Ashley Furniture’s first taste of Australia was a store in store concept in the Le Cornu store, also in Adelaide.
“We are trialling this one in Adelaide first and we’ll see how that goes. Before this one we had a store in store concept in Le Cornu. That was about 1300sqm and that has gone very well and continues to do well, so we extended that trial into a full store.
The Australian products have some crossover with the American range. “There are some pieces that are coming out of the US range, but at the same time there is a lot of product that is made for the Asian and Mediterranean markets.
“Everything we have in our shop is targeted at families or singles in apartments. There are all styles, looks and feels – we’re just appealing to different tastes.”
One of the reasons for bringing Ashley Furniture here is because the company has a similar structure to Fantastic.
“They are an integrated business as is Fantastic Furniture where they have manufacturing, look after their own logistics and have their own retail stores. We’ve had a relationship with them for a while and we’ve been sharing ideas on vertical integration,” says Heath.

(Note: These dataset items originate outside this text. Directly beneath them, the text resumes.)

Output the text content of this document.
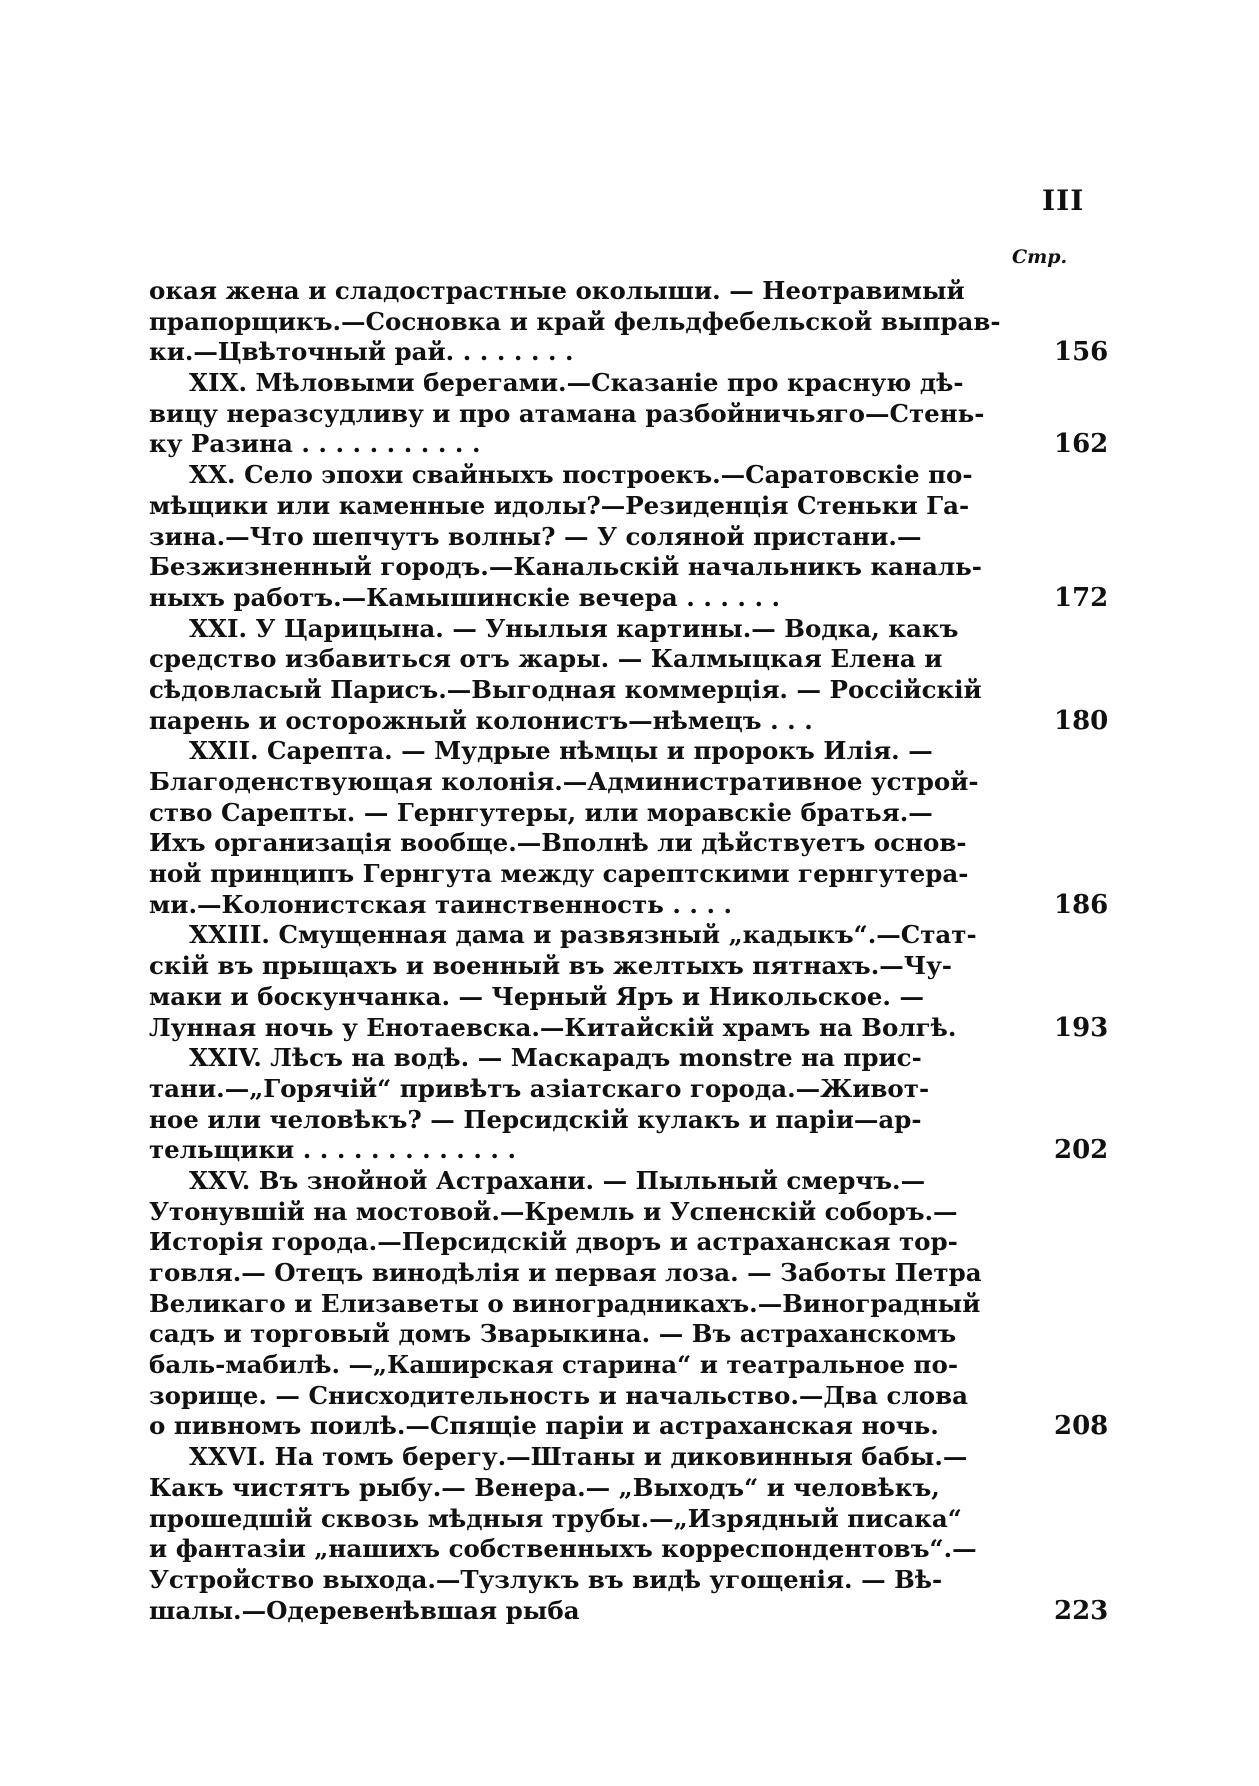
III
Стр.
окая жена и сладострастные околыши. — Неотравимый
прапорщикъ.—Сосновка и край фельдфебельской выправ-
ки.—Цвѣточный рай. . . . . . . .	156
XIX. Мѣловыми берегами.—Сказаніе про красную дѣ-
вицу неразсудливу и про атамана разбойничьяго—Стень-
ку Разина . . . . . . . . . . .	162
XX. Село эпохи свайныхъ построекъ.—Саратовскіе по-
мѣщики или каменные идолы?—Резиденція Стеньки Га-
зина.—Что шепчутъ волны? — У соляной пристани.—
Безжизненный городъ.—Канальскій начальникъ каналь-
ныхъ работъ.—Камышинскіе вечера . . . . . .	172
XXI. У Царицына. — Унылыя картины.— Водка, какъ
средство избавиться отъ жары. — Калмыцкая Елена и
сѣдовласый Парисъ.—Выгодная коммерція. — Россійскій
парень и осторожный колонистъ—нѣмецъ . . .	180
XXII. Сарепта. — Мудрые нѣмцы и пророкъ Илія. —
Благоденствующая колонія.—Административное устрой-
ство Сарепты. — Гернгутеры, или моравскіе братья.—
Ихъ организація вообще.—Вполнѣ ли дѣйствуетъ основ-
ной принципъ Гернгута между сарептскими гернгутера-
ми.—Колонистская таинственность . . . .	186
XXIII. Смущенная дама и развязный „кадыкъ“.—Стат-
скій въ прыщахъ и военный въ желтыхъ пятнахъ.—Чу-
маки и боскунчанка. — Черный Яръ и Никольское. —
Лунная ночь у Енотаевска.—Китайскій храмъ на Волгѣ.	193
XXIV. Лѣсъ на водѣ. — Маскарадъ monstre на прис-
тани.—„Горячій“ привѣтъ азіатскаго города.—Живот-
ное или человѣкъ? — Персидскій кулакъ и паріи—ар-
тельщики . . . . . . . . . . . . .	202
XXV. Въ знойной Астрахани. — Пыльный смерчъ.—
Утонувшій на мостовой.—Кремль и Успенскій соборъ.—
Исторія города.—Персидскій дворъ и астраханская тор-
говля.— Отецъ винодѣлія и первая лоза. — Заботы Петра
Великаго и Елизаветы о виноградникахъ.—Виноградный
садъ и торговый домъ Зварыкина. — Въ астраханскомъ
баль-мабилѣ. —„Каширская старина“ и театральное по-
зорище. — Снисходительность и начальство.—Два слова
о пивномъ поилѣ.—Спящіе паріи и астраханская ночь.	208
XXVI. На томъ берегу.—Штаны и диковинныя бабы.—
Какъ чистятъ рыбу.— Венера.— „Выходъ“ и человѣкъ,
прошедшій сквозь мѣдныя трубы.—„Изрядный писака“
и фантазіи „нашихъ собственныхъ корреспондентовъ“.—
Устройство выхода.—Тузлукъ въ видѣ угощенія. — Вѣ-
шалы.—Одеревенѣвшая рыба	223
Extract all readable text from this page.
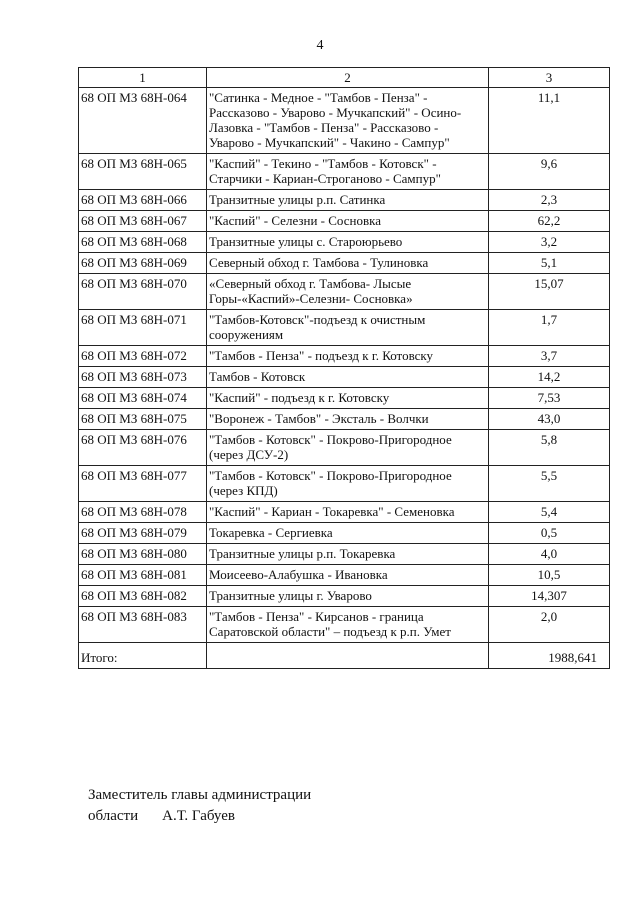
4
1	2	3
68 ОП МЗ 68Н-064	"Сатинка - Медное - "Тамбов - Пенза" - Рассказово - Уварово - Мучкапский" - Осино-Лазовка - "Тамбов - Пенза" - Рассказово - Уварово - Мучкапский" - Чакино - Сампур"	11,1
68 ОП МЗ 68Н-065	"Каспий" - Текино - "Тамбов - Котовск" - Старчики - Кариан-Строганово - Сампур"	9,6
68 ОП МЗ 68Н-066	Транзитные улицы р.п. Сатинка	2,3
68 ОП МЗ 68Н-067	"Каспий" - Селезни - Сосновка	62,2
68 ОП МЗ 68Н-068	Транзитные улицы с. Староюрьево	3,2
68 ОП МЗ 68Н-069	Северный обход г. Тамбова - Тулиновка	5,1
68 ОП МЗ 68Н-070	«Северный обход г. Тамбова- Лысые Горы-«Каспий»-Селезни- Сосновка»	15,07
68 ОП МЗ 68Н-071	"Тамбов-Котовск"-подъезд к очистным сооружениям	1,7
68 ОП МЗ 68Н-072	"Тамбов - Пенза" - подъезд к г. Котовску	3,7
68 ОП МЗ 68Н-073	Тамбов - Котовск	14,2
68 ОП МЗ 68Н-074	"Каспий" - подъезд к г. Котовску	7,53
68 ОП МЗ 68Н-075	"Воронеж - Тамбов" - Эксталь - Волчки	43,0
68 ОП МЗ 68Н-076	"Тамбов - Котовск" - Покрово-Пригородное (через ДСУ-2)	5,8
68 ОП МЗ 68Н-077	"Тамбов - Котовск" - Покрово-Пригородное (через КПД)	5,5
68 ОП МЗ 68Н-078	"Каспий" - Кариан - Токаревка" - Семеновка	5,4
68 ОП МЗ 68Н-079	Токаревка - Сергиевка	0,5
68 ОП МЗ 68Н-080	Транзитные улицы р.п. Токаревка	4,0
68 ОП МЗ 68Н-081	Моисеево-Алабушка - Ивановка	10,5
68 ОП МЗ 68Н-082	Транзитные улицы г. Уварово	14,307
68 ОП МЗ 68Н-083	"Тамбов - Пенза" - Кирсанов - граница Саратовской области" – подъезд к р.п. Умет	2,0
Итого:		1988,641
Заместитель главы администрации
области А.Т. Габуев
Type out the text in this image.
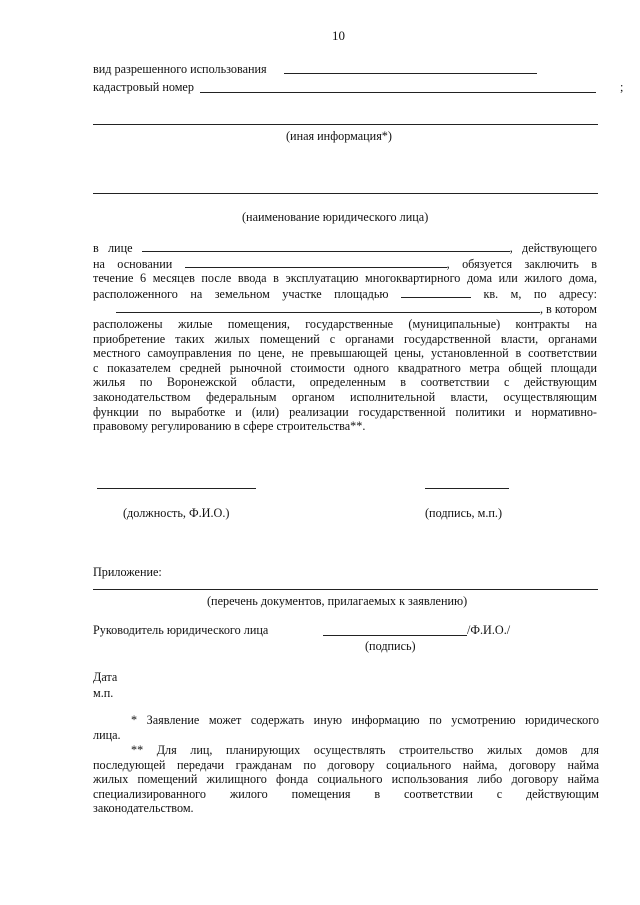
10
вид разрешенного использования
кадастровый номер	;
(иная информация*)
(наименование юридического лица)
в лице	, действующего
на основании	, обязуется заключить в
течение 6 месяцев после ввода в эксплуатацию многоквартирного дома или жилого дома,
расположенного на земельном участке площадью	кв. м, по адресу:
, в котором
расположены жилые помещения, государственные (муниципальные) контракты на
приобретение таких жилых помещений с органами государственной власти, органами
местного самоуправления по цене, не превышающей цены, установленной в соответствии
с показателем средней рыночной стоимости одного квадратного метра общей площади
жилья по Воронежской области, определенным в соответствии с действующим
законодательством федеральным органом исполнительной власти, осуществляющим
функции по выработке и (или) реализации государственной политики и нормативно-
правовому регулированию в сфере строительства**.
(должность, Ф.И.О.)	(подпись, м.п.)
Приложение:
(перечень документов, прилагаемых к заявлению)
Руководитель юридического лица	/Ф.И.О./
(подпись)
Дата
м.п.
* Заявление может содержать иную информацию по усмотрению юридического
лица.
** Для лиц, планирующих осуществлять строительство жилых домов для
последующей передачи гражданам по договору социального найма, договору найма
жилых помещений жилищного фонда социального использования либо договору найма
специализированного жилого помещения в соответствии с действующим
законодательством.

“Their business model is similar to ours and it was an opportunity for us to look at a business that we could expand into the middle market because the brands we have at the moment don’t effectively target that part of the market… it’s one supplier, one retail brand, so it is a very simple business model.”
IbisWorld predicts modest growth in the home furniture market in the next five years.
“As the population grows, the furniture market grows,” Heath said. “Furniture is a big part of every household so it makes sense that the furniture industry will grow as the population continues to grow, and anything midmarket is where the growth will come from.”